He says that it is a revolutionary measure that will make people freer: “Time is the most valuable thing for those who do not have large properties”
MADRID, 23 Jun. (EUROPA PRESS) –
The leader of Sumar, Yolanda Díaz, proposes a law to establish a maximum working day of 37.5 hours per week in 2024 and gradually reduce it until it is set at 32 hours, with social dialogue and without reducing wages.
This has been transferred by the second vice president in statements sent to the media, to emphasize that it is a “revolutionary” measure because “time is the most valuable thing” for those who do not have “large properties or important surnames”.
In this way, the candidate for the Presidency of the Government for Sumar links to the conclusions of the Foundation Study for the Time Use Law, which was recently presented to reduce the duration of the current 40 hours per week and which already proposed setting it at a first phase in 37.5 hours in 2026. However, Díaz is now accelerating those plans and promises to reach that threshold as early as next year.
The reduction of the working day is one of the main proposals of the candidacy, as Díaz had already raised in various acts, and which joins other proposals such as setting the end of it after 6:00 p.m.
The issue has also had an impact during this legislature, since Más País defended a 4-day working day while maintaining wages and the bases of a pilot project were set up to test its application. Podemos has also set in proposal documents the reduction in working time.
Now, Sumar seeks to set the reduction of the working day by the hours, with the goal of achieving a weekly time of 32 hours and applying flexibility criteria, as Díaz has also raised on other occasions.
“I want to make a proposal that is very simple, that working people can return home an hour before after their workday, to rest and sleep to be with their loved ones or to do whatever they want,” Díaz emphasized for emphasize that, with this measure, workers will be “more free”.
The leader of Sumar has stressed that “there will be people who say that the working day cannot be reduced without reducing the salary, that this is impossible”, but then she has refuted that the working time has been “always reducing as it improved the productivity”.
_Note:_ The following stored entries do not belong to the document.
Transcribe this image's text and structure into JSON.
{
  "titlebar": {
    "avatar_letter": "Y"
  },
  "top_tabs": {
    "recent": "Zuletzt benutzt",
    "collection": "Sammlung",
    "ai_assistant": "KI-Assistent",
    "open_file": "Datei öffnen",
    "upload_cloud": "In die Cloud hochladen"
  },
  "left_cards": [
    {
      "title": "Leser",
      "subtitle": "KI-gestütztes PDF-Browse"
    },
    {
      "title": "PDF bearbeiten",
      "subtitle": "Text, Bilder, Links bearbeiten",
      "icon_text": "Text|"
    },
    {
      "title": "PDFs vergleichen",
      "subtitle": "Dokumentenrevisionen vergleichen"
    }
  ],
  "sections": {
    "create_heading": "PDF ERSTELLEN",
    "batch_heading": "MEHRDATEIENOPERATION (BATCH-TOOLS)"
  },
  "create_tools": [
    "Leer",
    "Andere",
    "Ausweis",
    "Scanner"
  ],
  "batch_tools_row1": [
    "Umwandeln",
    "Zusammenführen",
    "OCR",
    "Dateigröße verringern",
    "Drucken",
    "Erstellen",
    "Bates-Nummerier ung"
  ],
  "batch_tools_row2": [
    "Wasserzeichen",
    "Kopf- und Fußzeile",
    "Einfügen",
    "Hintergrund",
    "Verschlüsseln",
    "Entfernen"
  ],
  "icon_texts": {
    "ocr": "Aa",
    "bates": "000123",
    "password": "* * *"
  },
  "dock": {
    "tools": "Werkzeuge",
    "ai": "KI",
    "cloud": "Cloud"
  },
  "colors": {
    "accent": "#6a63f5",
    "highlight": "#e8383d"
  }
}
For example, he has given “a piece of information” to point out that in the 20th century the working day was 2,800 hours of work per year and today it is slightly below 1,700.
“The extraordinary thing is that this process has stopped 30 years ago. In Spain, an average of 300 hours more is worked than in Germany or 150 hours more than in France. Today we are not on the defensive and we want to continue advancing,” he emphasized.
Therefore, he has claimed that reducing the hours of the working day will also forge a “healthier economy” and will benefit women above all, who are the ones who “have less free time.”